For that reason—the shame of it—Steadman did not rage. He persisted, though. He was so demoralized by seeing nothing, by writing nothing, by his dependence on Ava, that only this mocking picture of a betrayed man gave him hope.

Ava went on promising that the doctor would visit. And some days later the doctor came. Was it a few days? Was it a week or more? He didn't know. He was blind to the passage of time, too.

“I'm going to ask you to sit right here next to me.”

It took him a moment to realize that the doctor was a woman. She was all business. This was not the lover—he understood that immediately from Ava's deference.

“Let me give you a hand,” the doctor said when she saw him groping.

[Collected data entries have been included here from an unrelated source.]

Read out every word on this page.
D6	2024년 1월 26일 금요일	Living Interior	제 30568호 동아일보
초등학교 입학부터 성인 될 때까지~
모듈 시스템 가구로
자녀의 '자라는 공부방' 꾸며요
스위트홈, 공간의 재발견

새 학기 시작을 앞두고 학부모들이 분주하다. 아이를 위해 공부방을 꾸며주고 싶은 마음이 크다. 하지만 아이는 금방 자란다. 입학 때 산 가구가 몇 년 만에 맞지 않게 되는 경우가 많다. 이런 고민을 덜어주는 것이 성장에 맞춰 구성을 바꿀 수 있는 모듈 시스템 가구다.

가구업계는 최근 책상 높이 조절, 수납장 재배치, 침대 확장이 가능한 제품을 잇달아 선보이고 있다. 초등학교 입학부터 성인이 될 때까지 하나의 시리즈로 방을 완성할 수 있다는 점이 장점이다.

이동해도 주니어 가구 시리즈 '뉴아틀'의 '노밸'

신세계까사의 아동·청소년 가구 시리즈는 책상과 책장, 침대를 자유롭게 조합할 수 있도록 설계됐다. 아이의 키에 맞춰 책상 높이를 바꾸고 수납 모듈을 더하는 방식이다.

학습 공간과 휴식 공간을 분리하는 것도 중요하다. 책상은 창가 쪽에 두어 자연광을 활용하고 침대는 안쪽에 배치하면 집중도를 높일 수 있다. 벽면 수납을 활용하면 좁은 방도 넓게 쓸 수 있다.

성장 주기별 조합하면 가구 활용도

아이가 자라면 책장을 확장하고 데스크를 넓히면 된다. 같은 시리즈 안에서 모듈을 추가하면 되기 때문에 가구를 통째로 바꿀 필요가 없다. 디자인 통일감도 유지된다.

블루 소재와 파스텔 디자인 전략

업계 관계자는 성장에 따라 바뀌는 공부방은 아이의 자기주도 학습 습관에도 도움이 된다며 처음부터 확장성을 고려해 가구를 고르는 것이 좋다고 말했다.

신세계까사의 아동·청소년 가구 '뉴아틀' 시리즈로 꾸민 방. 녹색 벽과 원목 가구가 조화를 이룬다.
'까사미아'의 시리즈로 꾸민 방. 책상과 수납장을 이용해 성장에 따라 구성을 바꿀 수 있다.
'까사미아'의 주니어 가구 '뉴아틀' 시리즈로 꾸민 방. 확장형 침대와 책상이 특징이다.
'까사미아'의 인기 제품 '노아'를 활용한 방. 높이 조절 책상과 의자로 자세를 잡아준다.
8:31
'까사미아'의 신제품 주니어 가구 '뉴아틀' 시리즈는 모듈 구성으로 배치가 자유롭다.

Her big hands wrapped his in their soft pads. An odor of strong soap and salty sweat told him that she was plain and heavy. She led him haltingly to a chair.

“Darling?” he called out.

“Dr. Katsina's in the other room.”

Her familiarity with the layout of the house perplexed Steadman, and it made him feel like more of a stranger himself.

“Just relax for me.”

She held his chin, and he could tell from the warmth on his eyes that she was shining a light into them, one then the other.

“Are you taking any medication?”

“No.”

“No drugs?”

His mouth was woolly as he said, “No drugs.”

“Any discomfort?”

He hesitated then, for the agony of his blindness was like a raw seeping wound in the torn-open meat of his body, which prevented him from being able to think about anything else.

“None.”

She put a cuff on his arm, cinching it with Velcro, and took his blood pressure. She made notes; he heard the rattle of the paper, the click of her ballpoint. She was hovering near his face. He sensed her breath, felt her fingertips positioning his head; she was peering at him.

“What color is this?”

“I don't know.”

“Can you see the light?”

“No.”

She seemed to be taking measurements and noting them. She did not say anything more to Steadman, but after she left the room, he heard her speaking in an undertone to Ava.

“I've got a slot later this afternoon.”

Such was Steadman's vagueness that he did not know the doctor had gone until Ava told him. And then he said he resented the fact that he had been left out of the discussion. Ava ignored this and said if he was willing, he could be examined further at the hospital. He agreed but halfheartedly: he had little willpower. His blindness had demoralized him, lowered his spirits. These days he woke in the morning and expected nothing except more darkness.